A cheese cave is great. Find and old refrigerator (dorm style is good) and order a Johnson controller. I ordered mine online, I don't remember where. It will keep the 'fridge at whatever aging temp you need.


----------



## pinefarm (Jan 9, 2013)

Luvmyherd,I actually have an old fridg in my barn! We use chest freezers to keep our feed in,and have an extra fridg we don't use. What a great idea! If only I quit screwing up the cheese first,or I'll never need it!


----------



## luvmyherd (Apr 9, 2011)

You'll get the hang of it. Then you won't want to stop.
This is what I have.
http://www.beveragefactory.com/draf...C.shtml?CAWELAID=&CA_6C15C=320012430000177571


----------



## luvmyherd (Apr 9, 2011)

I says use it with a freezer but I use mine with an old 'fridge and it works great. (Although I rarely age my cheese anymore. We eat it fresh or freeze it.)
Here is the press my hubby made and a few rounds of my homemade goodies.


----------



## pinefarm (Jan 9, 2013)

Nice! My husband was looking at press plans last night to make one. He'll be very interested to see this one!


----------



## luvmyherd (Apr 9, 2011)

I think my DH found those plans online.


----------



## Hollowdweller (May 5, 2011)

Dayna said:


> I think you are not supposed to use junket rennet.
> 
> http://www.leeners.com/cheese/how-to/morecheesefaq.shtml


What Dayna said!


----------



## pinefarm (Jan 9, 2013)

So I used my new rennet and it worked great. My cheese was a bit salty and dry though. Flavor is good but there are lighter spots here and there. Is it safe to eat? Its good just doesn't look store bought.


----------



## kccjer (Jan 27, 2012)

pinefarm said:


> Nice! My husband was looking at press plans last night to make one. He'll be very interested to see this one!

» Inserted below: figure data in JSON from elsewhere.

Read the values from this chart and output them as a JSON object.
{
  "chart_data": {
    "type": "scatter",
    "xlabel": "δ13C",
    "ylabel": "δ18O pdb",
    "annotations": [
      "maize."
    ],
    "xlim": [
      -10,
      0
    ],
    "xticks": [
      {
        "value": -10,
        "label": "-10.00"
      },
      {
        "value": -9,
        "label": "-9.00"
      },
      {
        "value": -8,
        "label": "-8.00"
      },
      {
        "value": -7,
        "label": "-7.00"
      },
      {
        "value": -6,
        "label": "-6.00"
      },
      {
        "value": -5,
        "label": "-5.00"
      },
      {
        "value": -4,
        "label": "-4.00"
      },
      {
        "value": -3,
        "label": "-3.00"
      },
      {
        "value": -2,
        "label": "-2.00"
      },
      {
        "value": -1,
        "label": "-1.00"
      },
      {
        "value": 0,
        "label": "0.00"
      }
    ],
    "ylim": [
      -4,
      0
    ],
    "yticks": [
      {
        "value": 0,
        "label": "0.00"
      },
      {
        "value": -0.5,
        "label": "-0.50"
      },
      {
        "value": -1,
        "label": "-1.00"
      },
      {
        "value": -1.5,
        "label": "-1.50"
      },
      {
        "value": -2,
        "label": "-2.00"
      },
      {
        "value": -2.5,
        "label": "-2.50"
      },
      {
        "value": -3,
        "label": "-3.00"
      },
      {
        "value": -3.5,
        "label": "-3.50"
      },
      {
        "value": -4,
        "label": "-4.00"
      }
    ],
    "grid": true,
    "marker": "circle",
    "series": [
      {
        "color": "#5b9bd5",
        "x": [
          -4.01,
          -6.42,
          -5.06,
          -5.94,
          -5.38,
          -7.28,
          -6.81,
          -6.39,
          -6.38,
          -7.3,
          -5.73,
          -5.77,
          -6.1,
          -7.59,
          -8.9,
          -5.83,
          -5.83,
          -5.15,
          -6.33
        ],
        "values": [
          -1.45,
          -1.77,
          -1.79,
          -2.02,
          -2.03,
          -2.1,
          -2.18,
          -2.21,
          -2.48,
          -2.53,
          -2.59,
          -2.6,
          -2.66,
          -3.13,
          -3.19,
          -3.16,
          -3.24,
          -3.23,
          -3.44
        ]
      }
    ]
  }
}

My press is a dowel rod screwed onto a wooden plate. The dowel is the right size for me to put weights on (like free weights from a weight lifting bar). I have a mold I put the cheese in, then into a canister that is just a little bigger than the mold and then I put my "press" into the canister. Takes up very little space which is what I needed.

pictures in this thread: http://www.thegoatspot.net/forum/f183/best-book-website-soap-cheese-163902/index2.html


----------